Stripe CEO: Stablecoins Outperforming Traditional Payments
Stripe CEO Explains Stablecoin Adoption by Businesses
Stripe CEO Patrick Collison argues that stablecoins are increasingly favored by global businesses due to their superior speed, lower costs, and enhanced reliability compared to traditional payment systems. This viewpoint was shared on a Hacker News thread, following the launch of Tempo, a blockchain designed for stablecoin transactions by Stripe and Paradigm.

Stablecoins: Solving Real-World Problems
Collison initially expressed reservations about crypto's payment capabilities but noted a shift as businesses began utilizing stablecoins for everyday financial operations. He cited Bridge, a stablecoin infrastructure provider acquired by Stripe, as an example. Companies like SpaceX use Bridge to manage international money transfers, while Latin American fintech firm DolarApp relies on it for banking solutions. An Argentinian bike importer also leverages Stripe's dashboard for supplier payments.

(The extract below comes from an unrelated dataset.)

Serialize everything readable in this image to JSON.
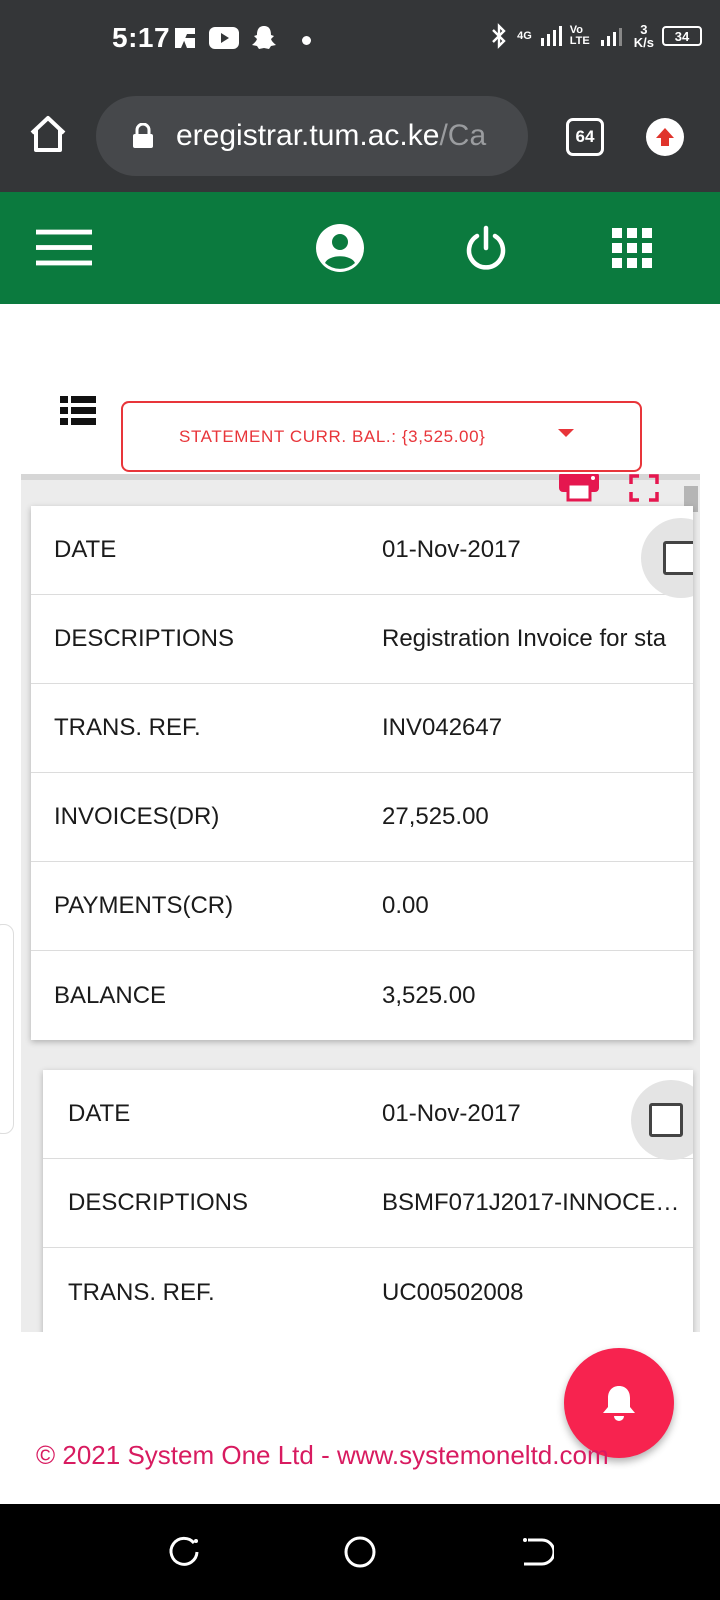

"These businesses are not using crypto because it’s crypto or for speculative benefit," Collison stated. "They’re performing real-world financial activity, and they’ve found that crypto (via stablecoins) is easier, faster, better than the status quo."
Tempo: A Decentralized Payments Solution
While users may not directly interact with Tempo, Collison envisions it functioning as a behind-the-scenes infrastructure, akin to SWIFT or ACH. He describes it as a "decentralized, internet-scale SWIFT," offering enhanced efficiency.
Key Advantages of Stablecoins for Businesses:
- Near-instant settlement: Reduces trapped liquidity.
- Lower costs: More affordable than card payments.
- Greater reliability: Enhances cross-border transfers.
- Fewer currency conversions: Streamlines international transactions.
- Direct on-chain access to U.S. dollars: Simplifies financial management.
Addressing Regulatory Concerns
Collison dismissed the notion that stablecoin adoption is driven by regulatory arbitrage, emphasizing that stablecoins are now subject to regulations like the GENIUS Act in the U.S. and MiCA in Europe. He asserts their primary appeal lies in resolving the inefficiencies of high-volume money movement.
Tempo's Architecture and Capabilities
Tempo, described as a "payments-first" blockchain, integrates Stripe’s payment expertise with Paradigm’s crypto research. It aims to provide infrastructure tailored for mainstream stablecoin use, emphasizing low fees, optional privacy, and the ability to pay transaction and gas costs in any stablecoin. Its EVM-compatible design, running on the Reth client, enables processing speeds exceeding 100,000 transactions per second with sub-second finality.
The network targets various applications, including global payouts, remittances, tokenized deposits, embedded financial accounts, microtransactions, and agentic payments.
Governance and Design Partners
Stripe and Paradigm emphasize that Tempo will function as a neutral platform secured by a diverse validator set, with plans for fully permissionless validation. The project launched with design partners including Visa, Standard Chartered, Deutsche Bank, Nubank, Revolut, Shopify, OpenAI, Anthropic, Coupang, DoorDash, Lead Bank, and Mercury.